Tragically, for some people even that’s not enough. Not satisfied with a Trinity, they crave other supernatural beings. From there, it’s a slippery slope to “I had doubts about the validity of that Resurrection argument / fancied that boy/girl/sheep / had a bit of a funny turn late at night: SATAN DUNNIT!”

When I was a lad, the school Christian Union leaders told us Dungeons and Dragons was a doorway to danger, a gateway into Satanism. I’d like to suggest that Christianity is a gateway to Dungeons and Dragons. This isn’t a completely new idea: arkannath suggested it in the comments of one of my old posts, which you might also enjoy.

Father David Paul’s (Cleric level 1, patron: Papem, god of guilt about sex) warning that “People who go to these things often end up with mental problems” is best read as a caution to people with poor Will Saves. Rev Ian Church is clearly some sort of adventuring cleric (level 3, patron: Jeebus, god of circular arguments) on a quest to put a stop to Shadee (Wizard level 5, necromancer). Our hero has tracked the villian to his underground lair, wherein “there were several ritual and seance rooms and what really struck us was the intense and extreme cold in the rooms”. Church (by the way, am I alone in thinking that naming your cleric “Church” is only one step up from calling your characters “Bob’s fighter 1”, “Bob’s figher 2”, and so on? Not sure what the DM was thinking with “Shadee”, either) neglects to mention how he turned several undead and avoided some tricky pit traps while he was down there, but we can assume he’s just being modest. There were plenty of XP given out that day, I can tell you. Still, it looks like Shadee escaped, and now the campaign is coming to the streets of Cambridge. The local peasants are pretty excited by the prospect.

Dawkins has published the complete interview he did with Derren Brown for the Enemies of Reason programme: it’s available on YouTube (in several parts, but that link is to a playlist which should play them in order). It’s mostly Brown talking about the techniques used by mediums, with occasional questions from Dawkins. I’m a fan of Brown, so I enjoyed it.

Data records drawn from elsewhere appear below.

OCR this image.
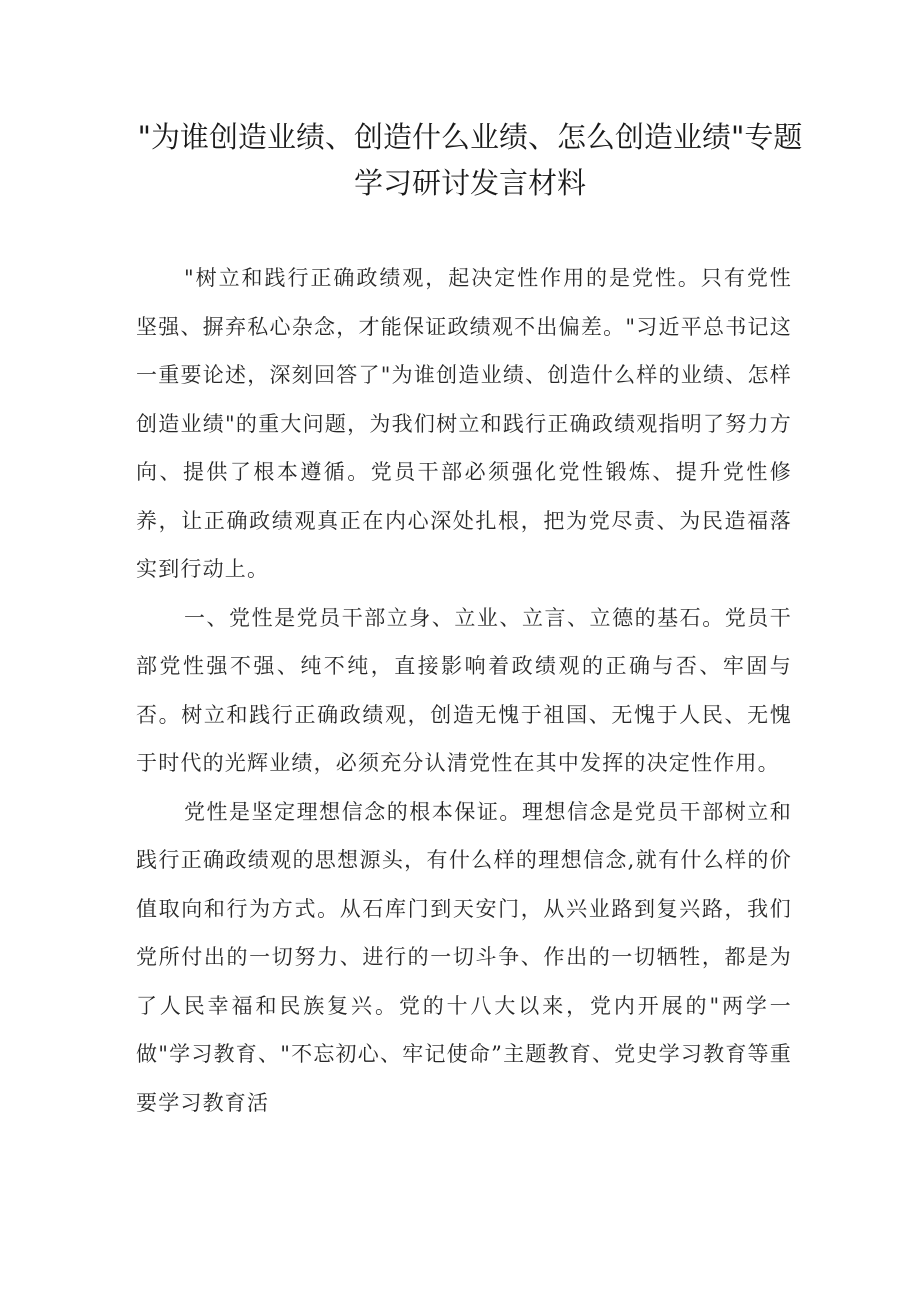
"为谁创造业绩、创造什么业绩、怎么创造业绩"专题学习研讨发言材料

"树立和践行正确政绩观，起决定性作用的是党性。只有党性坚强、摒弃私心杂念，才能保证政绩观不出偏差。"习近平总书记这一重要论述，深刻回答了"为谁创造业绩、创造什么样的业绩、怎样创造业绩"的重大问题，为我们树立和践行正确政绩观指明了努力方向、提供了根本遵循。党员干部必须强化党性锻炼、提升党性修养，让正确政绩观真正在内心深处扎根，把为党尽责、为民造福落实到行动上。

一、党性是党员干部立身、立业、立言、立德的基石。党员干部党性强不强、纯不纯，直接影响着政绩观的正确与否、牢固与否。树立和践行正确政绩观，创造无愧于祖国、无愧于人民、无愧于时代的光辉业绩，必须充分认清党性在其中发挥的决定性作用。

党性是坚定理想信念的根本保证。理想信念是党员干部树立和践行正确政绩观的思想源头，有什么样的理想信念,就有什么样的价值取向和行为方式。从石库门到天安门，从兴业路到复兴路，我们党所付出的一切努力、进行的一切斗争、作出的一切牺牲，都是为了人民幸福和民族复兴。党的十八大以来，党内开展的"两学一做"学习教育、"不忘初心、牢记使命”主题教育、党史学习教育等重要学习教育活
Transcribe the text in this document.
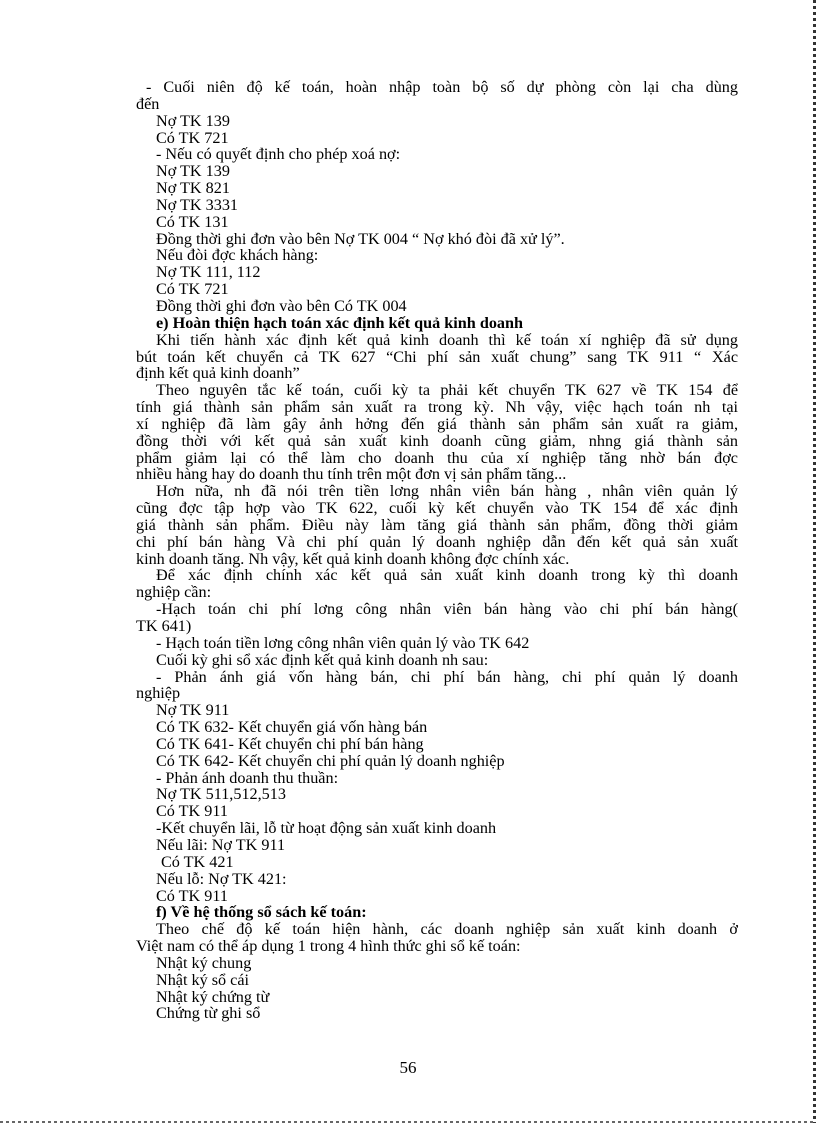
- Cuối niên độ kế toán, hoàn nhập toàn bộ số dự phòng còn lại cha dùng
đến
Nợ TK 139
Có TK 721
- Nếu có quyết định cho phép xoá nợ:
Nợ TK 139
Nợ TK 821
Nợ TK 3331
Có TK 131
Đồng thời ghi đơn vào bên Nợ TK 004 “ Nợ khó đòi đã xử lý”.
Nếu đòi đợc khách hàng:
Nợ TK 111, 112
Có TK 721
Đồng thời ghi đơn vào bên Có TK 004
e) Hoàn thiện hạch toán xác định kết quả kinh doanh
Khi tiến hành xác định kết quả kinh doanh thì kế toán xí nghiệp đã sử dụng
bút toán kết chuyển cả TK 627 “Chi phí sản xuất chung” sang TK 911 “ Xác
định kết quả kinh doanh”
Theo nguyên tắc kế toán, cuối kỳ ta phải kết chuyển TK 627 về TK 154 để
tính giá thành sản phẩm sản xuất ra trong kỳ. Nh vậy, việc hạch toán nh tại
xí nghiệp đã làm gây ảnh hởng đến giá thành sản phẩm sản xuất ra giảm,
đồng thời với kết quả sản xuất kinh doanh cũng giảm, nhng giá thành sản
phẩm giảm lại có thể làm cho doanh thu của xí nghiệp tăng nhờ bán đợc
nhiều hàng hay do doanh thu tính trên một đơn vị sản phẩm tăng...
Hơn nữa, nh đã nói trên tiền lơng nhân viên bán hàng , nhân viên quản lý
cũng đợc tập hợp vào TK 622, cuối kỳ kết chuyển vào TK 154 để xác định
giá thành sản phẩm. Điều này làm tăng giá thành sản phẩm, đồng thời giảm
chi phí bán hàng Và chi phí quản lý doanh nghiệp dẫn đến kết quả sản xuất
kinh doanh tăng. Nh vậy, kết quả kinh doanh không đợc chính xác.
Để xác định chính xác kết quả sản xuất kinh doanh trong kỳ thì doanh
nghiệp cần:
-Hạch toán chi phí lơng công nhân viên bán hàng vào chi phí bán hàng(
TK 641)
- Hạch toán tiền lơng công nhân viên quản lý vào TK 642
Cuối kỳ ghi sổ xác định kết quả kinh doanh nh sau:
- Phản ánh giá vốn hàng bán, chi phí bán hàng, chi phí quản lý doanh
nghiệp
Nợ TK 911
Có TK 632- Kết chuyển giá vốn hàng bán
Có TK 641- Kết chuyển chi phí bán hàng
Có TK 642- Kết chuyển chi phí quản lý doanh nghiệp
- Phản ánh doanh thu thuần:
Nợ TK 511,512,513
Có TK 911
-Kết chuyển lãi, lỗ từ hoạt động sản xuất kinh doanh
Nếu lãi: Nợ TK 911
Có TK 421
Nếu lỗ: Nợ TK 421:
Có TK 911
f) Về hệ thống sổ sách kế toán:
Theo chế độ kế toán hiện hành, các doanh nghiệp sản xuất kinh doanh ở
Việt nam có thể áp dụng 1 trong 4 hình thức ghi sổ kế toán:
Nhật ký chung
Nhật ký sổ cái
Nhật ký chứng từ
Chứng từ ghi sổ
56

Like all the best people, the inestimable Mr Brown is an ex-Christian. The final part of the video re-iterates the first chapter of Tricks of the Mind, where he describes how he turned to rationality. He learned about hypnosis, which his fellow Christians claimed would allow in demons (keen students: from the teaching on demons in Matthew 12, or otherwise, show that this is What The Bible Says [5 marks]). He got into stage magic and learned how psychic powers were a con, and that believers in it were only interested in evidence in favour of their beliefs (this is what he calls “circular belief” in the book and video), and would discount or forget the evidence against them.

The young Brown realised this circularity applied to his own Christianity as much as it did to the believers in the psychics. As Brown says, it’s hard to see a difference between these sorts of claims, other than that religious claims have a certain gravitas from having been around for a long time. After all, you could probably construct plausible reasons for the psychic “misses” or why the people who are in contact with aliens can’t provide a proof of the Goldbach conjecture, just as you can for why God is silent (in fact, variants of “it doesn’t work because of your scepticism” and “you wouldn’t believe me anyway” are already common to all of them).

These beliefs rely on rear-guard actions against those who explicitly deny them, coupled with a personal conviction that the belief must be true. There’s little positive evidence in favour. We saw this in the case of Christianity, recently, when looking at Keller’s reasons for faith, much as Brown found when he investigated his former faith for himself.

Both Brown and Dawkins seem surprised that people don’t actually want to know that psychics have been debunked. Randi debunked Peter Popoff, but Popoff is still pulling in the donations. Although I’m occasionally irritated by Andrew Brown’s “New Atheists: UR DOIN IT WRONG” stuff, I think he’s right to say that most people don’t think the way Derren and Dawkins do, whether they’re theists or atheists:

It’s not natural to suppose that our emotions should be in line with our intellectual representations of the world and consistent and coherent over time: but as an ideal it’s tremendously important. Even as an ideal it has to be transmitted by a culture: as a discipline, it needs years of education and of practice. You might call it thinking for yourself, in a rather silly clever way, if by that you meant not independence from society, but using thinking as a tool with which to build yourself. Getting to that point is just about the central task of education, moral as well as intellectual, which means that almost everyone pays lip service to it. Yet the evidence suggests that most people, certainly most believers, don’t entertain it as a serious possibility. But neither do most unbelievers.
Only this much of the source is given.